您可以尝试递归地遍历 XML 文档,并抓取与
ccnum
和series
表达式匹配的每个属性和文本节点,并将它们附加到List中。 ccNumList
和List;系列列表
。如果 ccnum 和series
在 DOM 树层次结构中的顺序相同,则ccNumList[i] == seriesList[i]
。此处是进行递归树遍历的示例。
You could try recursively traversing the XML document and scraping every attribute and text node that matches your expression for
ccnum
andseries
and appending them toList<string> ccNumList
andList<string> seriesList
. Ifccnum
andseries
are in the same order in the DOM tree hierarchy thenccNumList[i] == seriesList[i]

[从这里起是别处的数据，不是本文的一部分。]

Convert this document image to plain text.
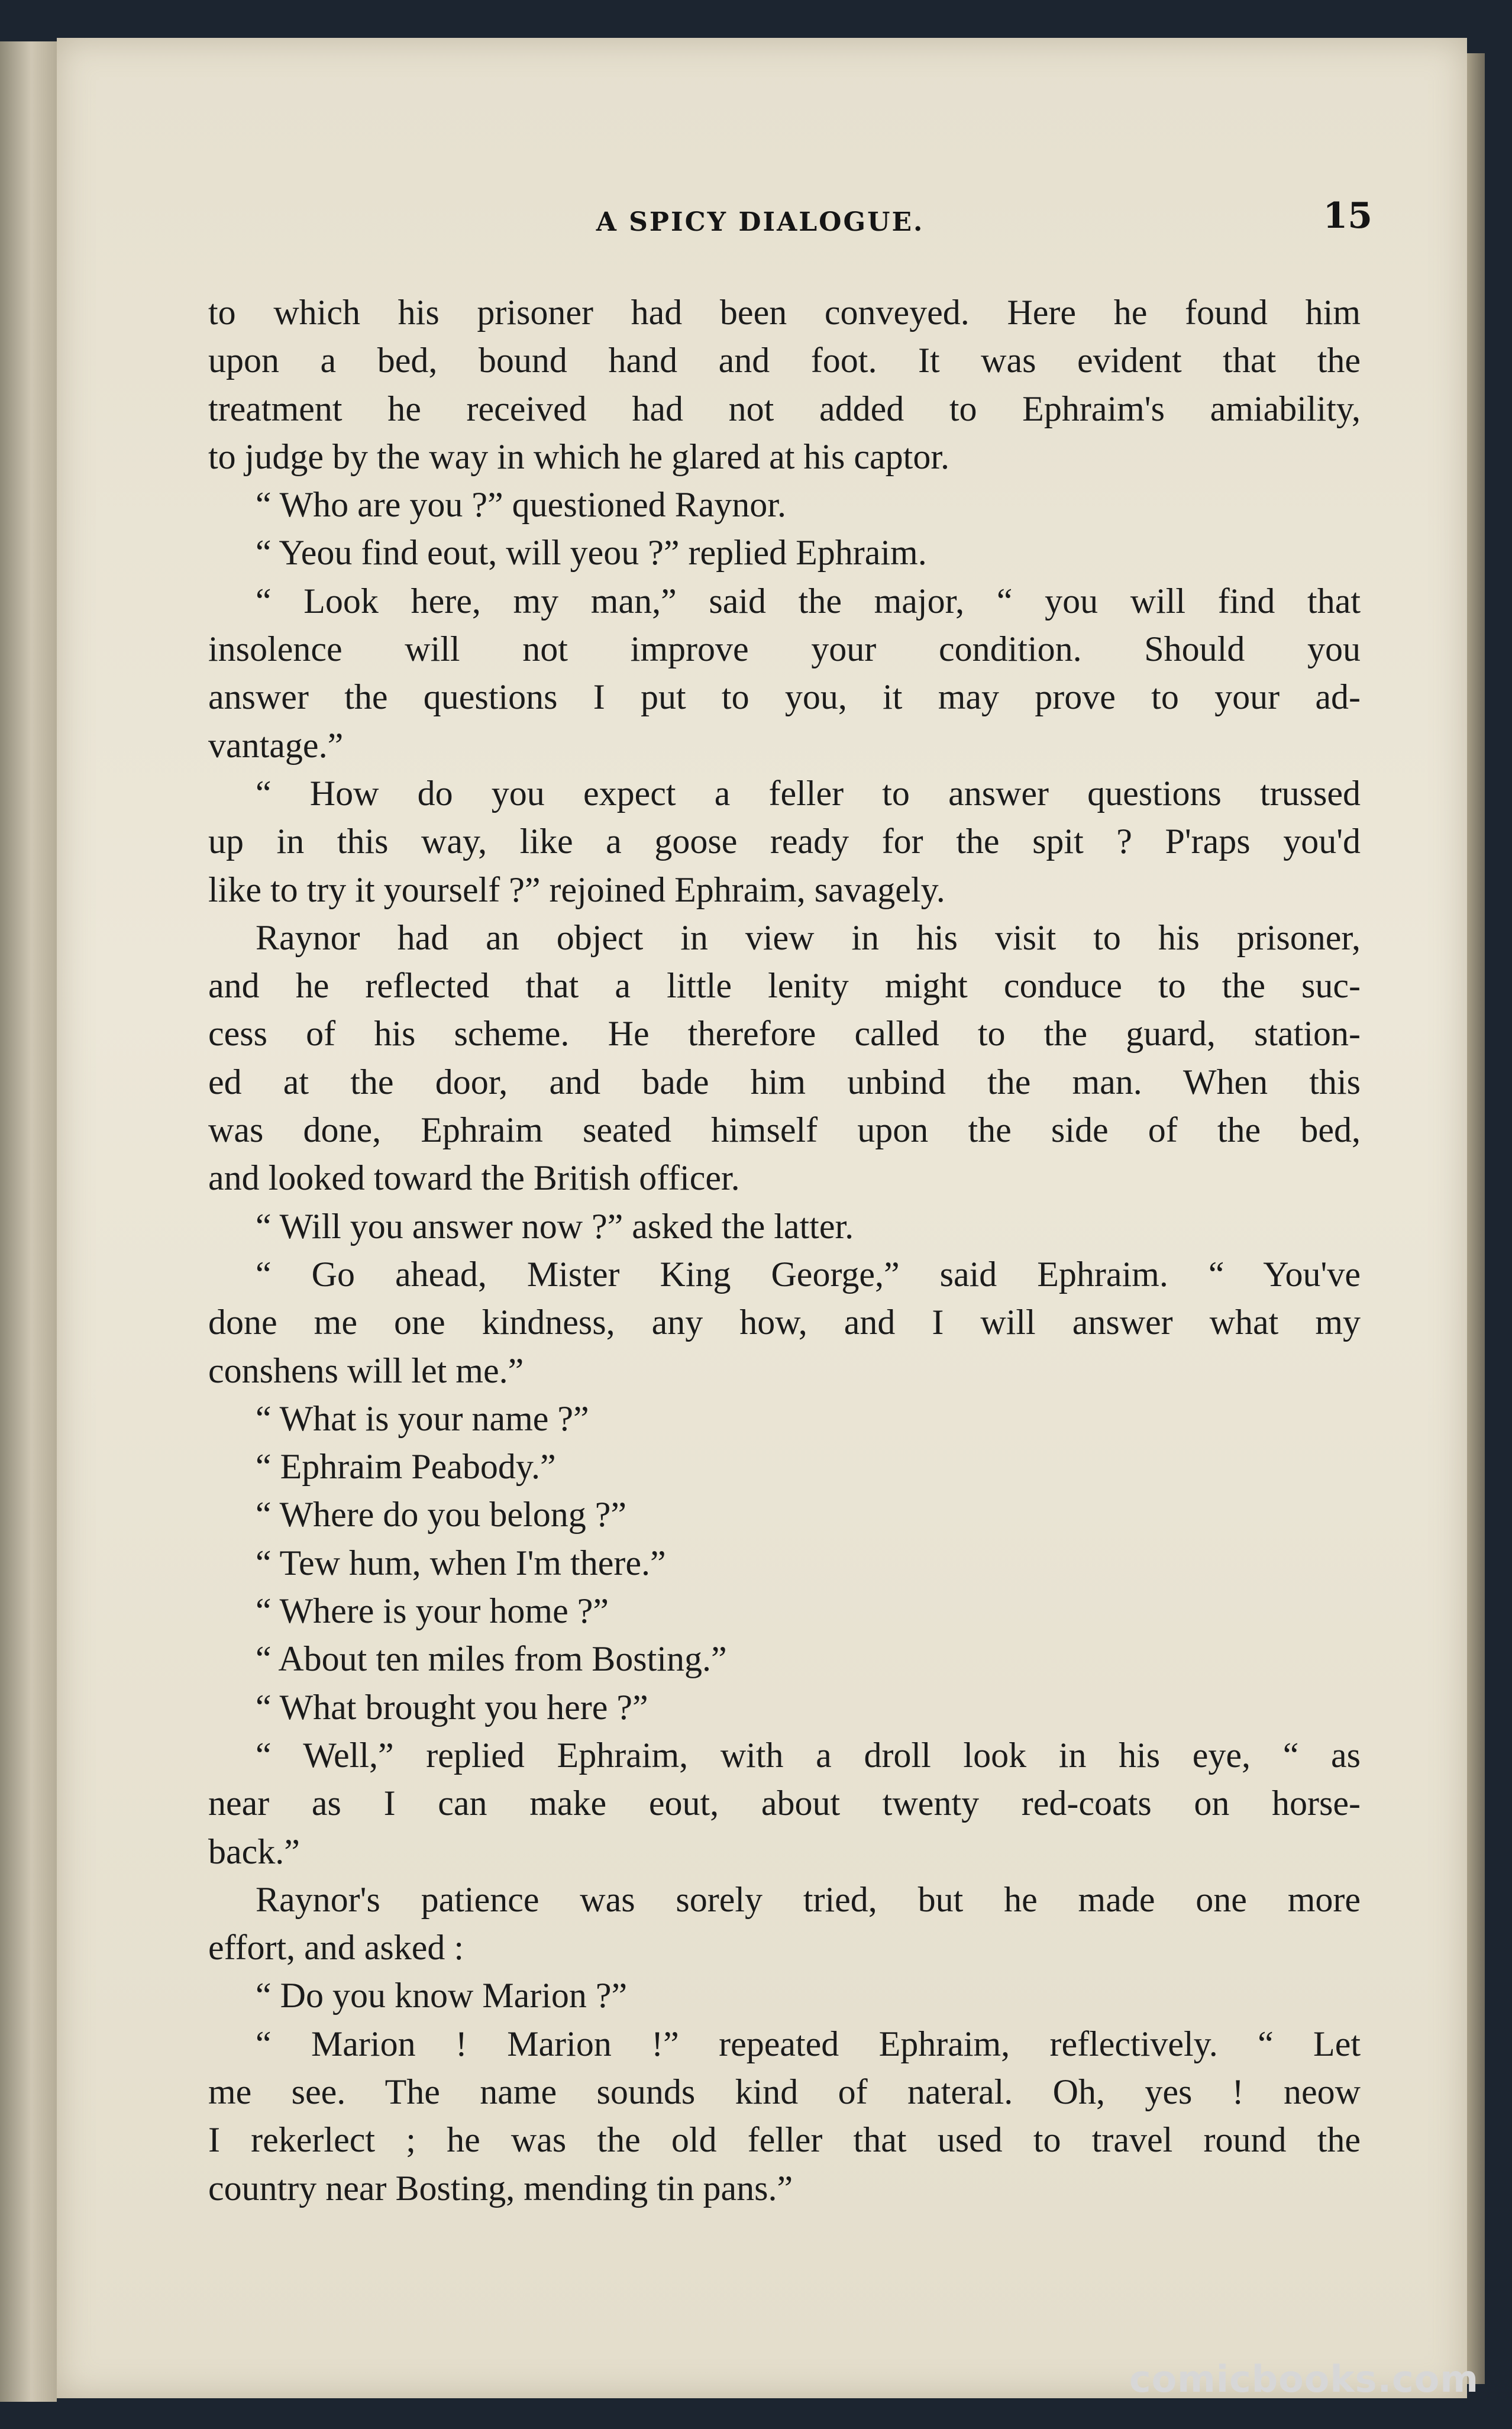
A SPICY DIALOGUE.	15
to which his prisoner had been conveyed. Here he found him
upon a bed, bound hand and foot. It was evident that the
treatment he received had not added to Ephraim's amiability,
to judge by the way in which he glared at his captor.
“ Who are you ?” questioned Raynor.
“ Yeou find eout, will yeou ?” replied Ephraim.
“ Look here, my man,” said the major, “ you will find that
insolence will not improve your condition. Should you
answer the questions I put to you, it may prove to your ad-
vantage.”
“ How do you expect a feller to answer questions trussed
up in this way, like a goose ready for the spit ? P'raps you'd
like to try it yourself ?” rejoined Ephraim, savagely.
Raynor had an object in view in his visit to his prisoner,
and he reflected that a little lenity might conduce to the suc-
cess of his scheme. He therefore called to the guard, station-
ed at the door, and bade him unbind the man. When this
was done, Ephraim seated himself upon the side of the bed,
and looked toward the British officer.
“ Will you answer now ?” asked the latter.
“ Go ahead, Mister King George,” said Ephraim. “ You've
done me one kindness, any how, and I will answer what my
conshens will let me.”
“ What is your name ?”
“ Ephraim Peabody.”
“ Where do you belong ?”
“ Tew hum, when I'm there.”
“ Where is your home ?”
“ About ten miles from Bosting.”
“ What brought you here ?”
“ Well,” replied Ephraim, with a droll look in his eye, “ as
near as I can make eout, about twenty red-coats on horse-
back.”
Raynor's patience was sorely tried, but he made one more
effort, and asked :
“ Do you know Marion ?”
“ Marion ! Marion !” repeated Ephraim, reflectively. “ Let
me see. The name sounds kind of nateral. Oh, yes ! neow
I rekerlect ; he was the old feller that used to travel round the
country near Bosting, mending tin pans.”
comicbooks.com
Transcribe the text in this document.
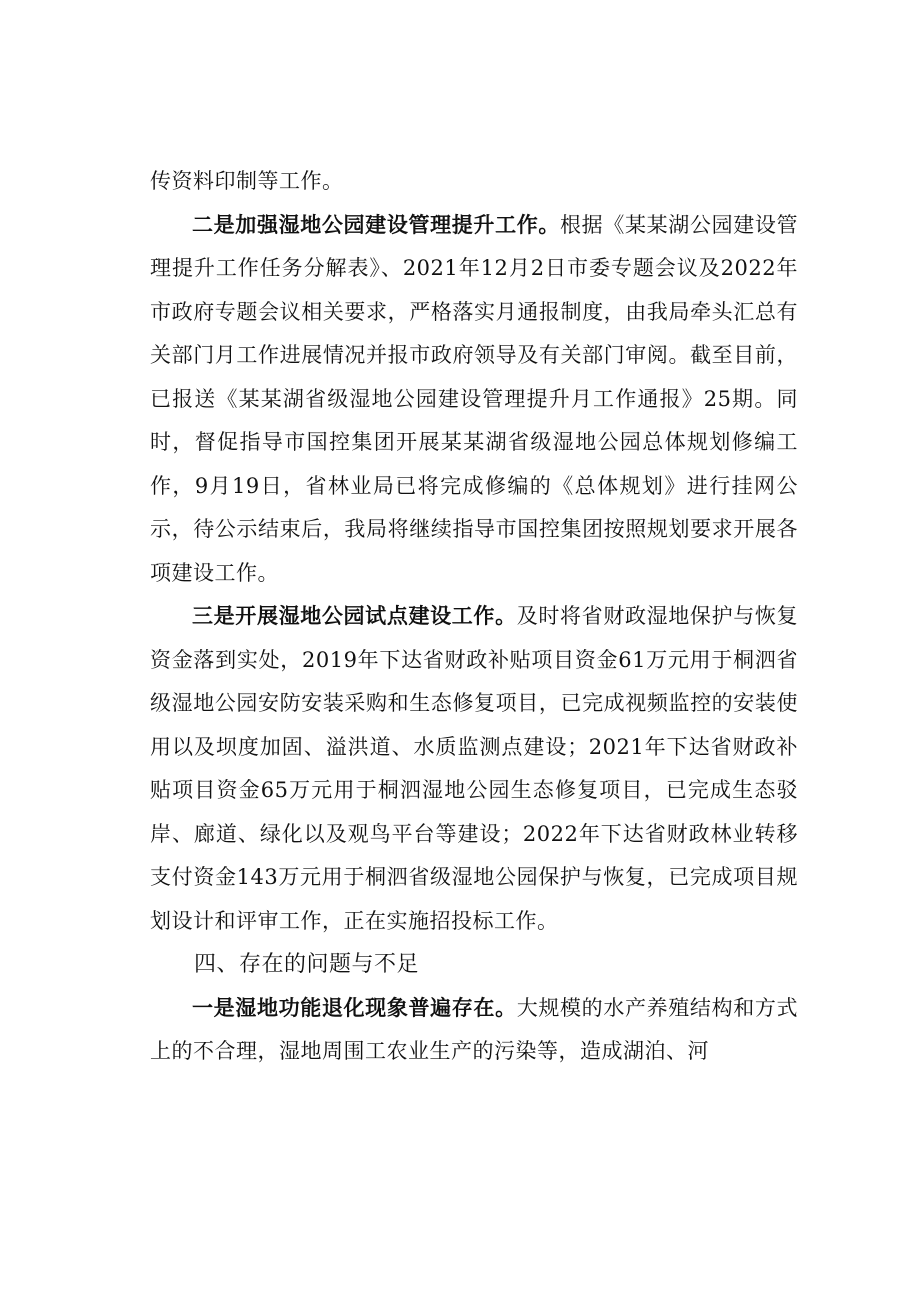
传资料印制等工作。

二是加强湿地公园建设管理提升工作。根据《某某湖公园建设管理提升工作任务分解表》、2021年12月2日市委专题会议及2022年市政府专题会议相关要求，严格落实月通报制度，由我局牵头汇总有关部门月工作进展情况并报市政府领导及有关部门审阅。截至目前，已报送《某某湖省级湿地公园建设管理提升月工作通报》25期。同时，督促指导市国控集团开展某某湖省级湿地公园总体规划修编工作，9月19日，省林业局已将完成修编的《总体规划》进行挂网公示，待公示结束后，我局将继续指导市国控集团按照规划要求开展各项建设工作。

三是开展湿地公园试点建设工作。及时将省财政湿地保护与恢复资金落到实处，2019年下达省财政补贴项目资金61万元用于桐泗省级湿地公园安防安装采购和生态修复项目，已完成视频监控的安装使用以及坝度加固、溢洪道、水质监测点建设；2021年下达省财政补贴项目资金65万元用于桐泗湿地公园生态修复项目，已完成生态驳岸、廊道、绿化以及观鸟平台等建设；2022年下达省财政林业转移支付资金143万元用于桐泗省级湿地公园保护与恢复，已完成项目规划设计和评审工作，正在实施招投标工作。

四、存在的问题与不足

一是湿地功能退化现象普遍存在。大规模的水产养殖结构和方式上的不合理，湿地周围工农业生产的污染等，造成湖泊、河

.An example of doing a recursive tree traversal is here.
这将创建三个捕获组,其中 ccnum 始终位于第二组中,而系列可以位于第一组、第三组中,也可以不位于任何组中。
This will create three capture groups, where the
ccnum
is always in the second group, and theseries
can be in the first, the third, or none of the groups.